Reproducibility Index

Notice: The reproducibility variables underlying each score are classified using an automated LLM-based pipeline, validated against a manually labeled dataset. LLM-based classification introduces uncertainty and potential bias; scores should be interpreted as estimates. Full accuracy metrics and methodology are described in Coakley et alK. L. Coakley, T. Snelleman, H. Hoos, and O. E. Gundersen, "The embrace of open science: An analysis of a decade of AI research and 56 800 conference papers," Under Review, 2026..

DSBench: How Far Are Data Science Agents from Becoming Data Science Experts?

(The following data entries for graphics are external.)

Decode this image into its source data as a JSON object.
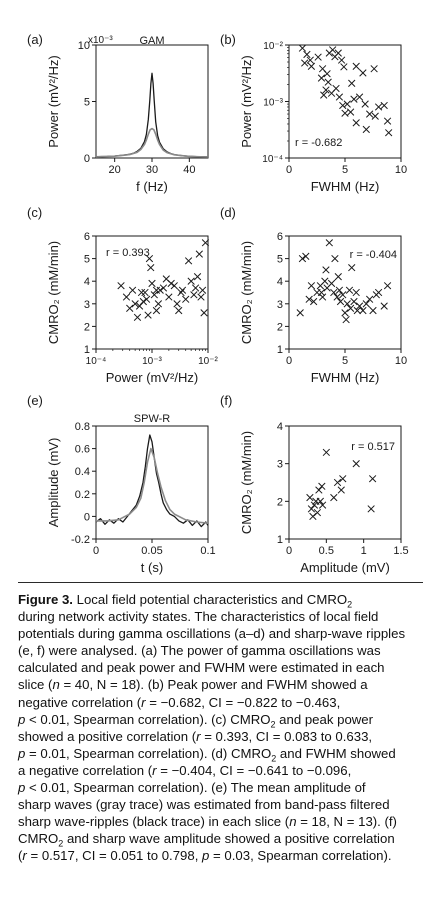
{
  "chart_data": [
    {
      "type": "line",
      "panel": "(a)",
      "title": "GAM",
      "xlabel": "f (Hz)",
      "ylabel": "Power (mV²/Hz)",
      "y_multiplier": "x10⁻³",
      "xlim": [
        15,
        45
      ],
      "ylim": [
        0,
        10
      ],
      "xticks": [
        20,
        30,
        40
      ],
      "yticks": [
        0,
        5,
        10
      ],
      "series": [
        {
          "color": "#1a1a1a",
          "x": [
            15,
            18,
            20,
            22,
            24,
            25,
            26,
            27,
            28,
            28.5,
            29,
            29.4,
            29.7,
            30,
            30.3,
            30.6,
            31,
            31.5,
            32,
            33,
            34,
            35,
            36,
            38,
            40,
            42,
            45
          ],
          "y": [
            0.12,
            0.14,
            0.18,
            0.24,
            0.33,
            0.42,
            0.58,
            0.85,
            1.45,
            2.1,
            3.4,
            5.1,
            6.6,
            7.5,
            6.6,
            5.1,
            3.2,
            2.0,
            1.4,
            0.82,
            0.55,
            0.4,
            0.3,
            0.2,
            0.15,
            0.12,
            0.1
          ]
        },
        {
          "color": "#8a8a8a",
          "x": [
            15,
            20,
            24,
            26,
            27,
            28,
            28.5,
            29,
            29.5,
            30,
            30.5,
            31,
            31.5,
            32,
            33,
            34,
            36,
            40,
            45
          ],
          "y": [
            0.1,
            0.16,
            0.3,
            0.5,
            0.75,
            1.2,
            1.6,
            2.1,
            2.5,
            2.6,
            2.5,
            2.1,
            1.6,
            1.2,
            0.7,
            0.48,
            0.28,
            0.14,
            0.09
          ]
        }
      ]
    },
    {
      "type": "scatter",
      "panel": "(b)",
      "xlabel": "FWHM (Hz)",
      "ylabel": "Power (mV²/Hz)",
      "xlim": [
        0,
        10
      ],
      "ylim": [
        0.0001,
        0.01
      ],
      "yscale": "log",
      "xticks": [
        0,
        5,
        10
      ],
      "ytick_labels": [
        "10⁻⁴",
        "10⁻³",
        "10⁻²"
      ],
      "annotation": "r = -0.682",
      "points": [
        [
          1.2,
          0.0088
        ],
        [
          1.6,
          0.0068
        ],
        [
          1.4,
          0.0048
        ],
        [
          2.0,
          0.0042
        ],
        [
          1.9,
          0.0054
        ],
        [
          2.6,
          0.0061
        ],
        [
          3.0,
          0.0038
        ],
        [
          3.4,
          0.0031
        ],
        [
          3.6,
          0.0072
        ],
        [
          3.9,
          0.0082
        ],
        [
          4.1,
          0.0062
        ],
        [
          4.4,
          0.0072
        ],
        [
          4.7,
          0.0054
        ],
        [
          4.9,
          0.0041
        ],
        [
          2.9,
          0.0026
        ],
        [
          3.3,
          0.0016
        ],
        [
          3.8,
          0.0014
        ],
        [
          3.5,
          0.0022
        ],
        [
          4.2,
          0.0017
        ],
        [
          4.5,
          0.0012
        ],
        [
          4.8,
          0.00085
        ],
        [
          5.2,
          0.0009
        ],
        [
          5.5,
          0.00065
        ],
        [
          5.0,
          0.00062
        ],
        [
          5.8,
          0.0011
        ],
        [
          6.3,
          0.0012
        ],
        [
          6.8,
          0.0009
        ],
        [
          7.2,
          0.0006
        ],
        [
          7.7,
          0.00055
        ],
        [
          8.0,
          0.0008
        ],
        [
          8.5,
          0.00085
        ],
        [
          8.8,
          0.00045
        ],
        [
          6.0,
          0.0042
        ],
        [
          6.6,
          0.0032
        ],
        [
          7.6,
          0.0038
        ],
        [
          3.1,
          0.0013
        ],
        [
          5.6,
          0.0021
        ],
        [
          6.0,
          0.00042
        ],
        [
          6.9,
          0.00032
        ],
        [
          8.9,
          0.00028
        ]
      ]
    },
    {
      "type": "scatter",
      "panel": "(c)",
      "xlabel": "Power (mV²/Hz)",
      "ylabel": "CMRO₂ (mM/min)",
      "xlim": [
        0.0001,
        0.01
      ],
      "xscale": "log",
      "ylim": [
        1,
        6
      ],
      "xtick_labels": [
        "10⁻⁴",
        "10⁻³",
        "10⁻²"
      ],
      "yticks": [
        1,
        2,
        3,
        4,
        5,
        6
      ],
      "annotation": "r = 0.393",
      "points": [
        [
          0.00028,
          3.8
        ],
        [
          0.00035,
          3.3
        ],
        [
          0.0004,
          2.8
        ],
        [
          0.00045,
          3.6
        ],
        [
          0.0005,
          3.0
        ],
        [
          0.00055,
          2.4
        ],
        [
          0.0006,
          2.9
        ],
        [
          0.00065,
          3.5
        ],
        [
          0.0007,
          3.1
        ],
        [
          0.00075,
          3.5
        ],
        [
          0.0008,
          3.2
        ],
        [
          0.0009,
          5.0
        ],
        [
          0.00095,
          4.6
        ],
        [
          0.001,
          3.9
        ],
        [
          0.0011,
          3.4
        ],
        [
          0.0012,
          3.6
        ],
        [
          0.0013,
          3.0
        ],
        [
          0.0014,
          3.6
        ],
        [
          0.0016,
          3.7
        ],
        [
          0.0018,
          4.1
        ],
        [
          0.002,
          3.3
        ],
        [
          0.0022,
          3.9
        ],
        [
          0.0025,
          3.8
        ],
        [
          0.0028,
          3.0
        ],
        [
          0.003,
          2.7
        ],
        [
          0.0035,
          3.6
        ],
        [
          0.004,
          3.2
        ],
        [
          0.0045,
          4.9
        ],
        [
          0.005,
          4.0
        ],
        [
          0.006,
          3.7
        ],
        [
          0.0065,
          4.2
        ],
        [
          0.007,
          5.2
        ],
        [
          0.0075,
          3.3
        ],
        [
          0.008,
          3.6
        ],
        [
          0.0085,
          2.6
        ],
        [
          0.009,
          5.7
        ],
        [
          0.00085,
          2.5
        ],
        [
          0.0012,
          2.7
        ],
        [
          0.0033,
          3.5
        ],
        [
          0.0056,
          3.4
        ]
      ]
    },
    {
      "type": "scatter",
      "panel": "(d)",
      "xlabel": "FWHM (Hz)",
      "ylabel": "CMRO₂ (mM/min)",
      "xlim": [
        0,
        10
      ],
      "ylim": [
        1,
        6
      ],
      "xticks": [
        0,
        5,
        10
      ],
      "yticks": [
        1,
        2,
        3,
        4,
        5,
        6
      ],
      "annotation": "r = -0.404",
      "points": [
        [
          1.0,
          2.6
        ],
        [
          1.2,
          5.0
        ],
        [
          1.5,
          5.1
        ],
        [
          1.8,
          3.2
        ],
        [
          2.0,
          3.8
        ],
        [
          2.2,
          3.1
        ],
        [
          2.5,
          3.5
        ],
        [
          2.8,
          3.8
        ],
        [
          3.0,
          3.3
        ],
        [
          3.2,
          4.0
        ],
        [
          3.4,
          3.7
        ],
        [
          3.6,
          5.7
        ],
        [
          3.8,
          3.9
        ],
        [
          4.0,
          3.5
        ],
        [
          4.1,
          5.0
        ],
        [
          4.3,
          3.3
        ],
        [
          4.5,
          3.6
        ],
        [
          4.6,
          3.1
        ],
        [
          4.8,
          3.4
        ],
        [
          5.0,
          2.6
        ],
        [
          5.1,
          2.3
        ],
        [
          5.2,
          3.0
        ],
        [
          5.4,
          3.6
        ],
        [
          5.6,
          4.6
        ],
        [
          5.8,
          3.1
        ],
        [
          6.0,
          3.5
        ],
        [
          6.3,
          2.9
        ],
        [
          6.6,
          2.7
        ],
        [
          6.9,
          3.0
        ],
        [
          7.2,
          3.2
        ],
        [
          7.5,
          2.7
        ],
        [
          7.8,
          3.4
        ],
        [
          8.0,
          3.5
        ],
        [
          8.5,
          2.9
        ],
        [
          8.8,
          3.8
        ],
        [
          6.1,
          2.7
        ],
        [
          3.3,
          4.5
        ],
        [
          4.4,
          4.2
        ],
        [
          2.9,
          3.5
        ],
        [
          5.5,
          2.8
        ]
      ]
    },
    {
      "type": "line",
      "panel": "(e)",
      "title": "SPW-R",
      "xlabel": "t (s)",
      "ylabel": "Amplitude (mV)",
      "xlim": [
        0,
        0.1
      ],
      "ylim": [
        -0.2,
        0.8
      ],
      "xticks": [
        0,
        0.05,
        0.1
      ],
      "yticks": [
        -0.2,
        0,
        0.2,
        0.4,
        0.6,
        0.8
      ],
      "series": [
        {
          "color": "#1a1a1a",
          "x": [
            0,
            0.004,
            0.008,
            0.012,
            0.016,
            0.02,
            0.024,
            0.028,
            0.032,
            0.036,
            0.039,
            0.042,
            0.044,
            0.046,
            0.048,
            0.05,
            0.052,
            0.054,
            0.056,
            0.058,
            0.06,
            0.063,
            0.066,
            0.07,
            0.074,
            0.078,
            0.082,
            0.086,
            0.09,
            0.094,
            0.098,
            0.1
          ],
          "y": [
            -0.05,
            -0.02,
            -0.07,
            -0.03,
            -0.06,
            -0.02,
            -0.05,
            0.0,
            0.05,
            0.1,
            0.18,
            0.3,
            0.44,
            0.6,
            0.72,
            0.66,
            0.52,
            0.38,
            0.3,
            0.2,
            0.12,
            0.06,
            0.02,
            0.0,
            -0.04,
            -0.06,
            -0.03,
            -0.08,
            -0.04,
            -0.09,
            -0.05,
            -0.08
          ]
        },
        {
          "color": "#8c8c8c",
          "x": [
            0,
            0.01,
            0.02,
            0.03,
            0.036,
            0.04,
            0.043,
            0.046,
            0.049,
            0.052,
            0.055,
            0.058,
            0.062,
            0.066,
            0.07,
            0.08,
            0.09,
            0.1
          ],
          "y": [
            -0.04,
            -0.04,
            -0.03,
            0.02,
            0.08,
            0.16,
            0.3,
            0.48,
            0.6,
            0.52,
            0.38,
            0.26,
            0.14,
            0.06,
            0.02,
            -0.03,
            -0.05,
            -0.06
          ]
        }
      ]
    },
    {
      "type": "scatter",
      "panel": "(f)",
      "xlabel": "Amplitude (mV)",
      "ylabel": "CMRO₂ (mM/min)",
      "xlim": [
        0,
        1.5
      ],
      "ylim": [
        1,
        4
      ],
      "xticks": [
        0,
        0.5,
        1,
        1.5
      ],
      "yticks": [
        1,
        2,
        3,
        4
      ],
      "annotation": "r = 0.517",
      "points": [
        [
          0.28,
          2.1
        ],
        [
          0.3,
          1.8
        ],
        [
          0.32,
          1.6
        ],
        [
          0.34,
          1.9
        ],
        [
          0.36,
          2.0
        ],
        [
          0.38,
          1.7
        ],
        [
          0.4,
          2.3
        ],
        [
          0.42,
          2.0
        ],
        [
          0.44,
          2.4
        ],
        [
          0.45,
          1.9
        ],
        [
          0.5,
          3.3
        ],
        [
          0.6,
          2.1
        ],
        [
          0.65,
          2.5
        ],
        [
          0.7,
          2.3
        ],
        [
          0.72,
          2.6
        ],
        [
          0.9,
          3.0
        ],
        [
          1.1,
          1.8
        ],
        [
          1.12,
          2.6
        ]
      ]
    }
  ],
  "caption": {
    "lines": [
      [
        {
          "t": "Figure 3.",
          "b": true
        },
        {
          "t": " Local field potential characteristics and CMRO"
        },
        {
          "t": "2",
          "sub": true
        }
      ],
      [
        {
          "t": "during network activity states. The characteristics of local field"
        }
      ],
      [
        {
          "t": "potentials during gamma oscillations (a–d) and sharp-wave ripples"
        }
      ],
      [
        {
          "t": "(e, f) were analysed. (a) The power of gamma oscillations was"
        }
      ],
      [
        {
          "t": "calculated and peak power and FWHM were estimated in each"
        }
      ],
      [
        {
          "t": "slice ("
        },
        {
          "t": "n",
          "i": true
        },
        {
          "t": " = 40, N = 18). (b) Peak power and FWHM showed a"
        }
      ],
      [
        {
          "t": "negative correlation ("
        },
        {
          "t": "r",
          "i": true
        },
        {
          "t": " = −0.682, CI = −0.822 to −0.463,"
        }
      ],
      [
        {
          "t": "p",
          "i": true
        },
        {
          "t": " < 0.01, Spearman correlation). (c) CMRO"
        },
        {
          "t": "2",
          "sub": true
        },
        {
          "t": " and peak power"
        }
      ],
      [
        {
          "t": "showed a positive correlation ("
        },
        {
          "t": "r",
          "i": true
        },
        {
          "t": " = 0.393, CI = 0.083 to 0.633,"
        }
      ],
      [
        {
          "t": "p",
          "i": true
        },
        {
          "t": " = 0.01, Spearman correlation). (d) CMRO"
        },
        {
          "t": "2",
          "sub": true
        },
        {
          "t": " and FWHM showed"
        }
      ],
      [
        {
          "t": "a negative correlation ("
        },
        {
          "t": "r",
          "i": true
        },
        {
          "t": " = −0.404, CI = −0.641 to −0.096,"
        }
      ],
      [
        {
          "t": "p",
          "i": true
        },
        {
          "t": " < 0.01, Spearman correlation). (e) The mean amplitude of"
        }
      ],
      [
        {
          "t": "sharp waves (gray trace) was estimated from band-pass filtered"
        }
      ],
      [
        {
          "t": "sharp wave-ripples (black trace) in each slice ("
        },
        {
          "t": "n",
          "i": true
        },
        {
          "t": " = 18, N = 13). (f)"
        }
      ],
      [
        {
          "t": "CMRO"
        },
        {
          "t": "2",
          "sub": true
        },
        {
          "t": " and sharp wave amplitude showed a positive correlation"
        }
      ],
      [
        {
          "t": "("
        },
        {
          "t": "r",
          "i": true
        },
        {
          "t": " = 0.517, CI = 0.051 to 0.798, "
        },
        {
          "t": "p",
          "i": true
        },
        {
          "t": " = 0.03, Spearman correlation)."
        }
      ]
    ]
  }
}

Authors: Liqiang Jing, Zhehui Huang, Xiaoyang Wang, Wenlin Yao, Wenhao Yu, Kaixin Ma, Hongming Zhang, Xinya Du, Dong Yu

ICLR 2025 | Venue PDF | LLM Run Details

Reproducibility Variable	Result	LLM Response
Research Type	Experimental	To bridge this gap, we introduce DSBench, a comprehensive benchmark designed to evaluate data science agents with realistic tasks. This benchmark includes 466 data analysis tasks and 74 data modeling tasks, sourced from Model Off and Kaggle competitions. DSBench offers a realistic setting by encompassing long contexts, multimodal task backgrounds, reasoning with large data files and multi-table structures, and performing end-to-end data modeling tasks. Our evaluation of state-of-the-art LLMs, LVLMs, and agents shows that they struggle with most tasks, with the best agent solving only 34.12% of data analysis tasks and achieving a 34.74% Relative Performance Gap (RPG).
Researcher Affiliation	Collaboration	Liqiang Jing1,2 Zhehui Huang2,3 Xiaoyang Wang2 Wenlin Yao2 Wenhao Yu2 Kaixin Ma2 Hongming Zhang2 Xinya Du1 Dong Yu2 1University of Texas at Dallas 2Tencent AI Lab, Seattle 3University of Southern California
Pseudocode	No	The paper includes Python code snippets in Appendix I.1 for running tasks and demonstrating agent interactions, but it does not contain any clearly labeled 'Pseudocode' or 'Algorithm' blocks for its proposed methodology.
Open Source Code	Yes	Our contribution can be summarized as follows: (1) We construct a data science benchmark, DSBench, which consists of 466 data analysis tasks and 74 data modeling tasks; (2) To comprehensively evaluate existing approaches for the data modeling tasks, we propose the Relative Performance Gap metric that can normalize various evaluation metrics for data modeling; (3) We evaluate representative state-of-the-art LLMs, LVLMs, and agents including the most recent GPT-4o, Claude, and Gemini models, and find that our benchmark is challenging for most of the existing approaches. 4We released all our data and code on Github https://github.com/LiqiangJing/DSBench.
Open Datasets	Yes	This benchmark includes 466 data analysis tasks and 74 data modeling tasks, sourced from Model Off and Kaggle competitions. [...] In total, we collected 466 data analysis tasks from Modeloff and 74 data modeling tasks from Kaggle. [...] 4We released all our data and code on Github https://github.com/LiqiangJing/DSBench.
Dataset Splits	Yes	Since the testing set in the Kaggle competition is inaccessible, we split the original training set into the training set and testing set as an 8:2 ratio for evaluation. In this way, we could directly get the performance of the solution devised by a data science agent, avoiding submitting the solution to the Kaggle website.
Hardware Specification	Yes	All the open-source models are run on a 4 NVIDIA A100 GPU server.
Software Dependencies	No	The paper specifies versions for the large language models evaluated (e.g., LLa VA-1.5-13b, LLa MA 3, gpt-3.5-turbo-0125, etc.) but does not provide version numbers for ancillary software libraries like Pandas or Scikit-learn, which are used in the provided code examples within the appendices.
Experiment Setup	Yes	S( ) is the semantics comparison function that is implemented by a LLM and prompt in Appendix C. [...] We simply use greedy decoding for all models. [...] The prompt for data analysis tasks is shown as follows. [...] The prompt for data modeling tasks is shown as follows.